Is the allocation economy good for humanity? 分配经济对人类有好处吗?

  • A transition from a knowledge economy to an allocation economy is not likely to happen overnight. When we talk about doing “model management,” that’s going to look like replacing micro-skills—like summarizing meetings into emails—rather than entire tasks end to end, for a while, at least. Even if the capability is there to replace tasks, there are many parts of the economy that won’t catch up for a long time, if ever.

    从知识经济向分配经济的转变不可能在一夜之间发生。当我们谈论“模型管理”时,这看起来像是取代微技能——比如将会议总结成电子邮件——而不是整个任务,至少在一段时间内是这样。即使有能力取代任务,经济的许多部分也不会在很长一段时间内赶上,如果有的话。

    I recently got my pants tailored in Cobble Hill, Brooklyn. When I pulled out my credit card to pay for it, the lady behind the counter pointed at a paper sign taped to the wall: “No credit cards.” I think we’ll find a similar pace of adoption for language models: There will be many places where they could be used to augment or replace human labor where they are not. These will be for many different reasons: inertia, regulation, risk, or brand.

    我最近在布鲁克林的鹅卵石山(Cobble Hill)定制了我的裤子。当我掏出信用卡付款时,柜台后面的女士指着贴在墙上的纸牌:“没有信用卡。我认为我们会发现语言模型的采用速度相似:在许多地方,它们可以用来增加或取代人类劳动力,而它们却没有。这些将有许多不同的原因:惯性、监管、风险或品牌。
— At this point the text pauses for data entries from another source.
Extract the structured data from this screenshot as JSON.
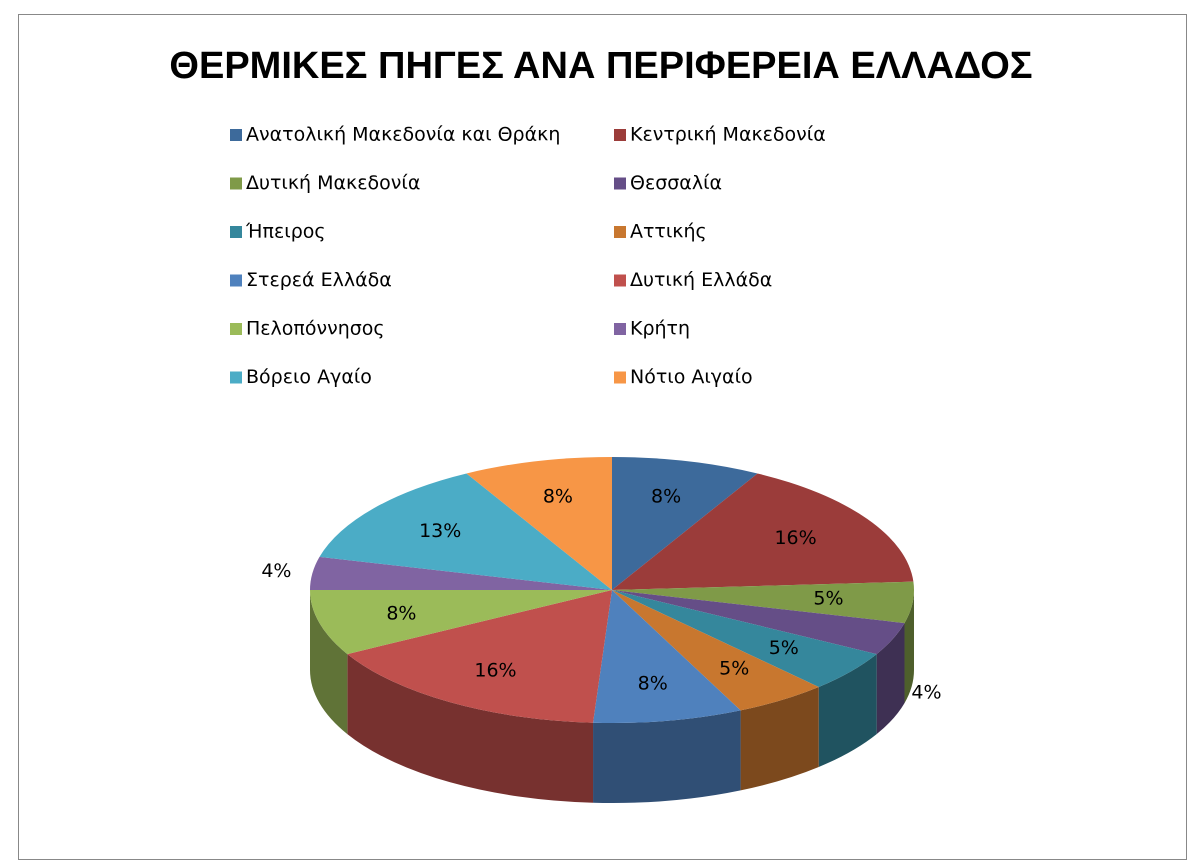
{
  "chart_data": {
    "type": "pie",
    "title": "ΘΕΡΜΙΚΕΣ ΠΗΓΕΣ ΑΝΑ ΠΕΡΙΦΕΡΕΙΑ  ΕΛΛΑΔΟΣ",
    "categories": [
      "Ανατολική Μακεδονία και Θράκη",
      "Κεντρική Μακεδονία",
      "Δυτική Μακεδονία",
      "Θεσσαλία",
      "Ήπειρος",
      "Αττικής",
      "Στερεά Ελλάδα",
      "Δυτική Ελλάδα",
      "Πελοπόννησος",
      "Κρήτη",
      "Βόρειο Αγαίο",
      "Νότιο Αιγαίο"
    ],
    "values": [
      8,
      16,
      5,
      4,
      5,
      5,
      8,
      16,
      8,
      4,
      13,
      8
    ],
    "value_labels": [
      "8%",
      "16%",
      "5%",
      "4%",
      "5%",
      "5%",
      "8%",
      "16%",
      "8%",
      "4%",
      "13%",
      "8%"
    ],
    "colors": [
      "#3D6A9B",
      "#9B3C3A",
      "#7F9A48",
      "#654E87",
      "#35879C",
      "#C8772F",
      "#4F81BD",
      "#C0504D",
      "#9BBB59",
      "#8064A2",
      "#4BACC6",
      "#F79646"
    ],
    "legend": "top"
  }
}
    This, I think, is a good thing. When it comes to change, the dose makes the poison. The economy is big and complex, and I think we’ll have time to adapt to these changes. And the slow handoff of human thinking to machine thinking is not new. Generative AI models are part of a long-running process.

    我认为这是一件好事。当谈到变化时,剂量会产生毒药。经济庞大而复杂,我认为我们将有时间适应这些变化。人类思维向机器思维的缓慢交接并不是什么新鲜事。生成式 AI 模型是长期运行过程的一部分。

  • In his 2013 book Average Is Over, economist Tyler Cowen wrote about a stratification in the economy driven by intelligent machines. He argued that there is a small, elite group of highly skilled workers who are able to work with computers that will reap large rewards—and that the rest of the economy may be left behind:

    经济学家泰勒·考恩(Tyler Cowen)在2013年出版的《平均结束了》(Average Is Over)一书中,谈到了由智能机器驱动的经济分层。他认为,有一小群精英高技能工人能够使用计算机,从而获得丰厚的回报,而经济的其他部分可能会被抛在后面

    “If you and your skills are a complement to the computer, your wage and labor market prospects are likely to be cheery. If your skills do not complement the computer, you may want to address that mismatch. Ever more people are starting to fall on one side of the divide or the other. That’s why average is over.”

    “如果你和你的技能是对计算机的补充,你的工资和劳动力市场前景可能会令人愉快。如果你的技能不能与计算机相辅相成,你可能想解决这种不匹配的问题。越来越多的人开始倒在鸿沟的一边或另一边。这就是为什么平均水平结束了。

    At the time, he wasn’t writing about generative AI models. He was writing about iPhones and the internet. But generative AI models extend the same trend. 

    当时,他并没有写关于生成式人工智能模型的文章。他写的是关于iPhone和互联网的文章。但生成式人工智能模型延续了同样的趋势。

  • 在日常生活中更好地使用语言模型的人将在经济中处于显着优势。知道如何分配情报将获得巨大的回报。

    People who are better equipped to use language models in their day-to-day lives will be at a significant advantage in the economy. There will be tremendous rewards for knowing how to allocate intelligence.

    Today, management is a skill that only a select few know because it is expensive to train managers: You need to give them a team of humans to practice on. But AI is cheap enough that tomorrow, everyone will have the chance to be a manager—and that will significantly increase the creative potential of every human being.

    今天,管理是一项只有少数人知道的技能,因为培训管理者的成本很高:你需要给他们一个团队来练习。但人工智能足够便宜,明天每个人都有机会成为经理,这将大大增加每个人的创造潜力。

    It will be on our society as a whole to make sure that, with the incredible new tools at our disposal, we bring the rest of the economy along for the ride.

    我们的整个社会将确保,借助我们掌握的令人难以置信的新工具,我们带动经济的其他部分。